I went into management/leadership, but I stepped back to individual contributor about 15 years ago and it was the right choice for me. I love the zeros and ones, solving puzzles, and helping folks that are in a crisis.

[–] [email protected] 1 points 1 year ago

In professional IT since '06, but I've been playing with (and fixing) computers since playing with my dad's Timex Sinclair at the age of two. I'm a generalist who focuses mainly in OSes and automation, but I've had experience working in databases, mainframe performance tuning, security, cloud infrastructure, pretty much anything but web front-ends outside of tweaking a really basic Livejournal page's HTML. 😂

I've gotten as high as a domain and solutions architect; my three domains were Servers (Linux), Security, and Automation/SOA/DevOps (yes, I was a DevOps Architect, as much of an antipattern as that is... I didn't make the titles! 😅). Currently looking for a new SRE/DevOps/DevSecOps gig after getting let go during some layoffs recently.

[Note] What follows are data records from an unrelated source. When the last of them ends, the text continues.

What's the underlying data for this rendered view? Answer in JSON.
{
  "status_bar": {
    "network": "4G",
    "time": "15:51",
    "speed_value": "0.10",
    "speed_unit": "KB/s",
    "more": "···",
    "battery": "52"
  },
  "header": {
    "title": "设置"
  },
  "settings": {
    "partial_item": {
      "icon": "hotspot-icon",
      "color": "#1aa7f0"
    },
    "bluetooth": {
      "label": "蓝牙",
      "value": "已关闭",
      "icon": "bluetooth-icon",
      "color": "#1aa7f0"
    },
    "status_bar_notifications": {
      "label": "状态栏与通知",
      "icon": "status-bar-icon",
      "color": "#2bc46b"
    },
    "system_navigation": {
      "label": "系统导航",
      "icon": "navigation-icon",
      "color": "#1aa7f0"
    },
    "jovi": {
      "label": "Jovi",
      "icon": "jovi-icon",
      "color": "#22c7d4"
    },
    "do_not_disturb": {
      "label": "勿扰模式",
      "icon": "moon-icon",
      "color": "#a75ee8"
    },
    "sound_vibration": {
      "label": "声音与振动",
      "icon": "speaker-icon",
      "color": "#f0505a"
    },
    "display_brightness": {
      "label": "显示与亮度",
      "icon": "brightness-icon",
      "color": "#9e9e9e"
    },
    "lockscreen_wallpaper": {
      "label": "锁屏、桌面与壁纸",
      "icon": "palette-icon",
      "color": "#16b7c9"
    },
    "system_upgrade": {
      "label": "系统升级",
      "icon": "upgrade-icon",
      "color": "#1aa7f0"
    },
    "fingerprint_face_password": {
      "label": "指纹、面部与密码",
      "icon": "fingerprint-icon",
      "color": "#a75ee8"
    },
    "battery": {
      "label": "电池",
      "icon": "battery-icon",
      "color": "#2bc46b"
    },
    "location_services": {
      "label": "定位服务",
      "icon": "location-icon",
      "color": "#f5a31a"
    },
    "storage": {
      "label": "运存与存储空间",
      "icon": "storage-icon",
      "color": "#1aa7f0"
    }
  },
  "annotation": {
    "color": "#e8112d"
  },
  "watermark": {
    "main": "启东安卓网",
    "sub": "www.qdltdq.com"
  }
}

As far as InfoSec is concerned, I take a very strong "Security is everyone's responsibility" approach, since it's us humans against the machines and "bad guys." Even a newbie can pull a Cliff Stoll and say, "Huh, that's funny." We need to band together in community, so I'm hopeful this will be a net-positive.

[–] [email protected] 1 points 1 year ago

👋 infra sec blue team lead for a large tech company

[–] [email protected] 1 points 1 year ago

Hi, security consultant and service developer focusing on OT and DFIR. Working for an international consulting firm, based in Europe. Originally a chemical engineer. Big fan of knowledge sharing!

[–] [email protected] 1 points 1 year ago

IR dude with ~10 years experience across different infosec disciplines. Currently working toward making the jump to offsec/pen testing. Privacy advocate. Trying out Lemmy because of Reddit's 3rd party API shenanigans.